SAN FRANCISCO, Calif. (KRON) – We hear the sound of a Native American language believed to have been long forgotten — Chochenyo was archived in the 1920s by linguist John Peabody Harrington.
He was the first known person to put the sounds on paper in written form with the help of a woman named Maria De Los Angeles Colo, who was said to be one of the last fluent speakers.
Two waves of colonizers infiltrated the Northern California Coast and forced Indigenous people to abandon their way of living and speaking.
First, the Spanish missionaries in 1776, then the Mexican nearly one century later.
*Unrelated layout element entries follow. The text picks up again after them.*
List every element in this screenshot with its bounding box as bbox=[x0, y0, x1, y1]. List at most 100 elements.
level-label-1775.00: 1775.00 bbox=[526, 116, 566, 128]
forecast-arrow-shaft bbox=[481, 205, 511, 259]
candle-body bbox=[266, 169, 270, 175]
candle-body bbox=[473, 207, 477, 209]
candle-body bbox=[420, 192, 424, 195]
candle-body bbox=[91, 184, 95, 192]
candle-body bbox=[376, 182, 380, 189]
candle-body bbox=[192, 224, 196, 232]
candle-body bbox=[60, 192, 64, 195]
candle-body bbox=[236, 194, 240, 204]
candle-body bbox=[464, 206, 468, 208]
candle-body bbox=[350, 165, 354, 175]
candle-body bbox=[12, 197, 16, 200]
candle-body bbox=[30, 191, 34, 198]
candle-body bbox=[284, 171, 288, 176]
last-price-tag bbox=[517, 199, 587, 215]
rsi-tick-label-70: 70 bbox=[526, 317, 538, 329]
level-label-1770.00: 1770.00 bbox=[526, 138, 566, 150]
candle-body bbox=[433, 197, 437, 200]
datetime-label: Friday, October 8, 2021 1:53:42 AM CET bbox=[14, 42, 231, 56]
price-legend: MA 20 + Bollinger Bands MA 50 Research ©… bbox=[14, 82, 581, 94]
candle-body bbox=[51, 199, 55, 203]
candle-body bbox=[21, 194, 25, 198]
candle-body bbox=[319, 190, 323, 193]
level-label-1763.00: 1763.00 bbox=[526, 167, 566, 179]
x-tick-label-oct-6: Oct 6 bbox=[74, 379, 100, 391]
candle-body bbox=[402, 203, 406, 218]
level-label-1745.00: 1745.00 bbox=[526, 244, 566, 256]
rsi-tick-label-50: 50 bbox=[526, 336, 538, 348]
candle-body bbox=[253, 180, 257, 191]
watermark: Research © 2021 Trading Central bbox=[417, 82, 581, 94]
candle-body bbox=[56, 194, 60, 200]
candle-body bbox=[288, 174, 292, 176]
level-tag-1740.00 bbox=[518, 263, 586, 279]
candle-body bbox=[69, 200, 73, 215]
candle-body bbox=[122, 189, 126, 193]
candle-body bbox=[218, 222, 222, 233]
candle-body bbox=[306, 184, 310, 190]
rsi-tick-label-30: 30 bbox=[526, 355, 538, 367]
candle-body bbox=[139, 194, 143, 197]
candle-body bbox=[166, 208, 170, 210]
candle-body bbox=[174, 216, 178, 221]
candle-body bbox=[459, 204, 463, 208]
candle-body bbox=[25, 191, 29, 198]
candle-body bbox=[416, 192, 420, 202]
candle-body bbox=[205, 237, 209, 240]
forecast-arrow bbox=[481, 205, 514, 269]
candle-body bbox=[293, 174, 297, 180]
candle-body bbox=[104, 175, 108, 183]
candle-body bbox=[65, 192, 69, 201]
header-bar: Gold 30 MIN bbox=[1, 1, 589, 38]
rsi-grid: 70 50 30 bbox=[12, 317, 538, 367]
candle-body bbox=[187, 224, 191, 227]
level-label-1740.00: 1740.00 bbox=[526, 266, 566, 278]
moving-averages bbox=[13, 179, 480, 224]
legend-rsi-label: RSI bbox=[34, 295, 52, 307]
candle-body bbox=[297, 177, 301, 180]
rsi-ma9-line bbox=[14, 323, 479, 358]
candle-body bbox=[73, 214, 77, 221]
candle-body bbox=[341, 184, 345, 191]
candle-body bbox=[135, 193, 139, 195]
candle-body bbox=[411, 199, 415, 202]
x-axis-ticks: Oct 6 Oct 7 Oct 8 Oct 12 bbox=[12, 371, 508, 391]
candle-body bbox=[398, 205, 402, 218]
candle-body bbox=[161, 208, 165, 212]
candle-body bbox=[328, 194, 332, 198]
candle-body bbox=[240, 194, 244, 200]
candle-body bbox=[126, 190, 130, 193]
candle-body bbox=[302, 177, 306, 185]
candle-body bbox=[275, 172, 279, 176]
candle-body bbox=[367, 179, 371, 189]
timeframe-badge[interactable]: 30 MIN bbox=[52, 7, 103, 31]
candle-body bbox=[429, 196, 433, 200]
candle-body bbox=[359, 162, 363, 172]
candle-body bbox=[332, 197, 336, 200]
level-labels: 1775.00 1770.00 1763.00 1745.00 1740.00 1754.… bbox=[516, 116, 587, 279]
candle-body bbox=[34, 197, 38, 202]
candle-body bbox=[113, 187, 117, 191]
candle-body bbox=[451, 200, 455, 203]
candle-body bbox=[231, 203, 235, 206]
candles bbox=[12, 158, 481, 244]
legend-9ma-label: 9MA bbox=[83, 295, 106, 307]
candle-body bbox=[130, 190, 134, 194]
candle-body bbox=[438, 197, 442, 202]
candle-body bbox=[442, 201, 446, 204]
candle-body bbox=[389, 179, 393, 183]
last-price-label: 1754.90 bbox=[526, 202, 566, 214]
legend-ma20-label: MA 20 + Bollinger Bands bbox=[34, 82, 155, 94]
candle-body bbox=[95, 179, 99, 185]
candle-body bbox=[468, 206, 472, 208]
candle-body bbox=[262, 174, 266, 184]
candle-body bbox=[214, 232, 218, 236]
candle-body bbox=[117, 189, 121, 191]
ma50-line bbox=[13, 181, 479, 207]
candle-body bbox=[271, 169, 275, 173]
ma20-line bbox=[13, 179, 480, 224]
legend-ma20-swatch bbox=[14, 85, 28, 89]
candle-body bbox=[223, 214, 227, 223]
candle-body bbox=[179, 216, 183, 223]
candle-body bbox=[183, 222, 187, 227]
Despite the occupation, abuse, and suppression, these are not people of the past, but the present, who still flourish in their homeland, although called by a different name.
Now known as Berkeley, Vincent Medina and his partner Louis Trevino have both dedicated more than a decade of their lives to reawakening the ways of their ancestors through both food and language.
The duo is empowering their community by bringing back traditional Ohlone cuisine, like quail eggs cooked with rosehip and elderberry at their restaurant Mak- ‘amham.
Once linguistics students themselves at U.C. Berkeley, Medina and Trevino are now teaching weekly classes in Chochenyo and another of 8 Ohlone languages called Rumsen.
“Every week we always feel, both Vince and I, we talk about this afterward, regardless of all the things that have been happening in the world and what that can feel like, at the end of language class you always just feel so warm, and so satisfied, and so happy,” Trevino said.
“We have a responsibility to those people that we come from to make sure that their sacrifices are never in vain to make sure that we live up to those expectations that they have for us and that we help make the future brighter for the generations that are coming,” Medina said.
The next generation has arrived ready to learn alongside people of all ages who are meeting online for a 73rd consecutive week to study.
Their student Corina Arellano felt compelled to connect with her roots when expecting her firstborn son. He made his way into the world at the peak of the pandemic, so she named him a word in Chochenyo which means strength.
“For our ancestors, the fact that our language hasn’t been spoken fluently for so long for us to be able to bring it back is huge, such a big step to reclaiming our culture back,” Arellano said.
Their youngest pupil has been practicing newly learned words with friends in her fourth-grade class.
“First I came out to be just like, a little kid, and now I’m a girl who is a part of this culture who can actually learn a ton of words in Chochenyo that not most people know and so I really got appealed to it and so I just keep doing that and it’s part of what I do and I feel proud of it,” Amaya Ruano said.
Another student explains that learning their language is a way to pay respect to their elders who endured danger they no longer face.
“Some people don’t realize that some of our elders or ancestors literally had the language beat out of them and this is our way to make them proud to make sure that we keep our language alive,” Tina Laudani said.
While Medina remarked that reviving indigenous languages is rewarding because it connects them with an identity. Both educators say their efforts are repaid with a newfound sense of hope and a sign that the resilient East Bay Ohlone is alive and well.